Where Software-Defined Networks Really Belong in a Data Center
Software-defined networks have begun to dominate the news, with experts debating SDNs, server fabrics, and lots of virtualized stuff (machines, I/O, networks, etc.) with respect to new cloud and mega-datacenter build-outs. Which brings up a big question: what is so new and different about these new at-scale deployments? To begin, let’s look at a typical enterprise network “fat tree” hierarchy: There’s a lot of redundancy built into this network architecture. Near the backbone, if a switch goes out of service or if a network link is lost, there’s plenty of redundancy to keep the datacenter moving. As you move to the rack level, if a TOR [Top-of-Rack] switch fails, the rack it serves will be out of action until the TOR switch can be replaced. If an aggregation switch fails, then the servers under its span will be out of action until it can be replaced. It works. It is expensive. And all those switches do is move data and runtime images around. With these new services-oriented, at-scale deployments it gets worse. The problem is that in a modern warehouse-sized datacenter, we’re stuffing more and more server nodes into each rack. That begs the question: what is a “server node” in today’s mega-datacenter context? For a visual answer, the first photo is a Quanta processor sled sitting on their 4U cloud chassis (taken at the Intel Developer Forum earlier this year). The sled has two processors on it—you can see the big heat sink stacks above the two Intel Xeon processors and a memory card by each one. Each processor has a memory card and support logic associated with it. Just as important, the two systems are not connected to each other; this is not a 2S (socket) or 2P (processor) symmetric multiprocessor (SMP) blade. Each of these two processor complexes connects to the datacenter through its own Ethernet link. We call each of these independent processor complexes a server “node,” and so this card contains two nodes.

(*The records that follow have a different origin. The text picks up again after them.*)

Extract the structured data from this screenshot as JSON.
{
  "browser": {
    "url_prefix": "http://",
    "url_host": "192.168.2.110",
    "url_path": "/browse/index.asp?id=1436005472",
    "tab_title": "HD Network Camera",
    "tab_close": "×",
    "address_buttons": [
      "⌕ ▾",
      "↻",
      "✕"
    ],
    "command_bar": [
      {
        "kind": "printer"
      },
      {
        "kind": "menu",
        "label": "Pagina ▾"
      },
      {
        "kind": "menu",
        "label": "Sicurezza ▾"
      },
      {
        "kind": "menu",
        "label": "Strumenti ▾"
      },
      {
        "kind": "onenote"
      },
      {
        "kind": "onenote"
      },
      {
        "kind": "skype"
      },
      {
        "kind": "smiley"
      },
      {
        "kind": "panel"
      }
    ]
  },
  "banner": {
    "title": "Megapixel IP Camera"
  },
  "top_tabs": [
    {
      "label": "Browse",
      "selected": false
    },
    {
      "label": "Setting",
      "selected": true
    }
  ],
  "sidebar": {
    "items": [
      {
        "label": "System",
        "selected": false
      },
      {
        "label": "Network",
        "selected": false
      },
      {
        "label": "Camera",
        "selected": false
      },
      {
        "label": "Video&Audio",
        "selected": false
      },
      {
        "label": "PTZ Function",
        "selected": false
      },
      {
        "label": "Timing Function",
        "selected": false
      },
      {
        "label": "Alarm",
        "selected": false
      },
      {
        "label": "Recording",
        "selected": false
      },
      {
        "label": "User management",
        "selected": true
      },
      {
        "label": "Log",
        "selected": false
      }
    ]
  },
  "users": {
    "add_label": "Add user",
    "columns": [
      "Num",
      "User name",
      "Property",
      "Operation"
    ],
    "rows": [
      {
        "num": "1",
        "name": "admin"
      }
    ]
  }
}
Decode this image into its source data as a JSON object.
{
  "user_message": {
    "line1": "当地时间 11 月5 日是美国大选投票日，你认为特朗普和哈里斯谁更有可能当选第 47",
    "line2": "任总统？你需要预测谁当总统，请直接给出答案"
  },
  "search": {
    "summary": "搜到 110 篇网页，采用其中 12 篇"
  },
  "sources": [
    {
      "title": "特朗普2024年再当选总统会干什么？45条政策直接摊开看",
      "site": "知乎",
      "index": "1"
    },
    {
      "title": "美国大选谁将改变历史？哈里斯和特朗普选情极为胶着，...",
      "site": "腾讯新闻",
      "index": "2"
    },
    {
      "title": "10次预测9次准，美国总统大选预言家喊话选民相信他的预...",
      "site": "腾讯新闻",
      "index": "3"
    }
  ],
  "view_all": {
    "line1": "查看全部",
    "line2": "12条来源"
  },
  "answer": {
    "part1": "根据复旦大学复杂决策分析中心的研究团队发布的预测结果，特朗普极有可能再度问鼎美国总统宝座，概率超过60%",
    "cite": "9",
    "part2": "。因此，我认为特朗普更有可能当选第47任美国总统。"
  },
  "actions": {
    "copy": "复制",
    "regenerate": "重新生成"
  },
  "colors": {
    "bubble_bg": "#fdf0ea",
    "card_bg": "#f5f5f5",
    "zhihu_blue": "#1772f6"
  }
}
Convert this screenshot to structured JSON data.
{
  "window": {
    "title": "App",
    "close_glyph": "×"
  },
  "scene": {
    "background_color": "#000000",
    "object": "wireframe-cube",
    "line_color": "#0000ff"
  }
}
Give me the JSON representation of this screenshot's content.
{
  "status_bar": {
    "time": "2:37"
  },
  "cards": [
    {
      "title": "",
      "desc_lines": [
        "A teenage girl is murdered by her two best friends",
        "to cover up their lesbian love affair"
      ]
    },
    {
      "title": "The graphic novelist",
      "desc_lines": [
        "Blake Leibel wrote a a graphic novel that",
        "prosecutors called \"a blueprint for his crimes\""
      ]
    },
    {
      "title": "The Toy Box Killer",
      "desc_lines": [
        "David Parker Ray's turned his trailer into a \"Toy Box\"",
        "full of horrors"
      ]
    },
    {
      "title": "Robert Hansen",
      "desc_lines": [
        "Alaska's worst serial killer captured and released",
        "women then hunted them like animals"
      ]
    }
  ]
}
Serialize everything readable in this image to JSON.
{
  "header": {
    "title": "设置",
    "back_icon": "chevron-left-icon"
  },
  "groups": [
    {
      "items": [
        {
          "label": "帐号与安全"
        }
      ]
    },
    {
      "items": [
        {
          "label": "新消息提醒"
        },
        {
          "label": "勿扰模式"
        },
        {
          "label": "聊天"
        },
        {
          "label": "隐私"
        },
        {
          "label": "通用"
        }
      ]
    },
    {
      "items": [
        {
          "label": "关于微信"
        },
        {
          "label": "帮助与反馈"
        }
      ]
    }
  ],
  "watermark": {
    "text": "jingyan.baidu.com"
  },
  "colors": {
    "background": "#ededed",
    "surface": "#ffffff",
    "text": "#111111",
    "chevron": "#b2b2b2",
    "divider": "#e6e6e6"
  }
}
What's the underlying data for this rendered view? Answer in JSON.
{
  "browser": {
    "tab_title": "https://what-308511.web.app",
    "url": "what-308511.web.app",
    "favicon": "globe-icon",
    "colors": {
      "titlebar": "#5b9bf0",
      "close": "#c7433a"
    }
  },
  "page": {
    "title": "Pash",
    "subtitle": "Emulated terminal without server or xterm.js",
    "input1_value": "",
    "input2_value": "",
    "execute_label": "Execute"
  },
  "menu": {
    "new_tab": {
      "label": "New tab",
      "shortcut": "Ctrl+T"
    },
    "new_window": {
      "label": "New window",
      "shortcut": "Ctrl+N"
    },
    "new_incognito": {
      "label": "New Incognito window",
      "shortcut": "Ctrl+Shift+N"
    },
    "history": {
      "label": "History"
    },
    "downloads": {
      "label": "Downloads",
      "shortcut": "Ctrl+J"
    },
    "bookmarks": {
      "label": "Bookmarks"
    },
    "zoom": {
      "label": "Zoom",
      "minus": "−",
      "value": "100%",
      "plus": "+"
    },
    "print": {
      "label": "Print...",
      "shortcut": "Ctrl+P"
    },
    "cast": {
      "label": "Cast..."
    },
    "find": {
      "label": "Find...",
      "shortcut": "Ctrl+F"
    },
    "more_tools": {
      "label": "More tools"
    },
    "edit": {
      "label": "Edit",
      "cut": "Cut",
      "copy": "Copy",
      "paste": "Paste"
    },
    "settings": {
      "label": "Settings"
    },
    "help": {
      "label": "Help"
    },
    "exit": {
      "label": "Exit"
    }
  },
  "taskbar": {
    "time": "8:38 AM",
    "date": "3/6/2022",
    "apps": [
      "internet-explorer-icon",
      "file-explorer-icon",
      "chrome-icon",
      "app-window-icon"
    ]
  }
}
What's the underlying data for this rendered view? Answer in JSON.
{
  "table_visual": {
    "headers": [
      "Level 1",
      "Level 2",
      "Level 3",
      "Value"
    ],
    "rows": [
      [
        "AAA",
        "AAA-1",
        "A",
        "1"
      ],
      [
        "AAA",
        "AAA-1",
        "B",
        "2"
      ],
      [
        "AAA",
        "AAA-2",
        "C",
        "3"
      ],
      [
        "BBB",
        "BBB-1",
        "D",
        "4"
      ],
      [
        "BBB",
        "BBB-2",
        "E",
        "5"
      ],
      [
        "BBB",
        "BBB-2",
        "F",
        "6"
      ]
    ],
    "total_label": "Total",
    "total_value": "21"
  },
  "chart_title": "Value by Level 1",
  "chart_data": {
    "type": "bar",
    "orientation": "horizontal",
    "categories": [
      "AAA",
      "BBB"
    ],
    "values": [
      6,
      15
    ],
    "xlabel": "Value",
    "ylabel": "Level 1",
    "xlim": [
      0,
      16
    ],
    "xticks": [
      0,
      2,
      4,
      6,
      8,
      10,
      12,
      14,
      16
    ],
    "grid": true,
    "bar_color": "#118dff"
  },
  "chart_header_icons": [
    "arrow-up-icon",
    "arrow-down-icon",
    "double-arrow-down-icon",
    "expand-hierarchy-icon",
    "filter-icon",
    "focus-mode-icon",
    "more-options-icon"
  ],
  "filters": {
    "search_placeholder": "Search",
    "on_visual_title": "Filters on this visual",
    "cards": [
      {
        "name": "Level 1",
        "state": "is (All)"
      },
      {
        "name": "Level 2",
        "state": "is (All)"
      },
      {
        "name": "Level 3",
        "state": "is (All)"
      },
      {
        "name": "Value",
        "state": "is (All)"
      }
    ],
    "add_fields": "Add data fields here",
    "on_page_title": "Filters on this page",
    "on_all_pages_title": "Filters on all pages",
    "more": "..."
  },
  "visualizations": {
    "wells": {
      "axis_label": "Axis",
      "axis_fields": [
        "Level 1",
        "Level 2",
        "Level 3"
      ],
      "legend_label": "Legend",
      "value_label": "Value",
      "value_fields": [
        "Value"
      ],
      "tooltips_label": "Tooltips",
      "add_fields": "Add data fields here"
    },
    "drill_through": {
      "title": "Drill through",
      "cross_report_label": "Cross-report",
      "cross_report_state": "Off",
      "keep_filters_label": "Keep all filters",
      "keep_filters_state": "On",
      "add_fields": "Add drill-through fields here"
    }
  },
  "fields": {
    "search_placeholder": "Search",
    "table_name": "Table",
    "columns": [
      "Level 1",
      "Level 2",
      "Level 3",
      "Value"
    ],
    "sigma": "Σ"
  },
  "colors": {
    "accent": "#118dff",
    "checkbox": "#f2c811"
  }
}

Doing the math, this chassis can host 24 server nodes in a 4U rack, or 6 nodes per U. (One U is 1.75 inches of rack height.) Quanta is taking an incremental innovation approach to mega-datacenter infrastructure. This Calxeda processor card (photo below) contains four server nodes–you can see the four Calxeda EnergyCore SoCs (System on Chip, containing ARM cores) and memory associated with each processor. The difference between a processor and a SoC is that there is no other logic on the Calxeda boards; all of the logic to boot, manage and run a server node has been integrated onto one silicon chip. This Boston Viridis chassis hosts 12 of these Calxeda EnergyCards in a 2U chassis, for 48 server nodes, or 24 nodes per U: Just a few years ago, 1 node per U was state of the art. A node contained one or more single-core processor chips (typically 2 or 4 in an SMP configuration), a north bridge chip, a couple of south bridge chips, several memory sticks, et cetera. The two examples above cover 6 nodes per U with big honkin’ Xeon sockets and 24 nodes per U with Calxeda’s ARM-based SoCs. SeaMicro has implemented a server card with 6 Intel Atom processors on it–their 10U chassis hosts 64 of those cards for 384 nodes, or a little over 38 nodes per U. This is just the start. All of these systems have been shipping for less than a year. The difference between the traditional Quanta chassis, versus the future direction of the Calxeda and SeaMicro chassis, is in the network topologies they implement. If you look closely at the Quanta photo, you’ll see 3 x 1GbE (Gigabit Ethernet) ports on the front of each sled. That’s one per node plus a third, redundant port on each card in case one of the others fails. In this case that’s one Ethernet port per node (24 cables), plus one redundant port per card (12 more cables), representing power consumption on the sled, cabling complexity, and a huge amount of in-rack switch capacity. The 24 nodes with dedicated Ethernet bandwidth represent 36 switch ports and 24Gbps non-redundant Ethernet switch capacity, even though each node typically does not need anywhere near 1Gbps dedicated bandwidth. This solution does not scale very well. The Boston Viridis chassis has only two 10GbE ports (for redundancy) shared by all 48 nodes in the chassis. Two cables. It can talk directly to a TOR switch or even better an EOR switch. This is starting to scale well.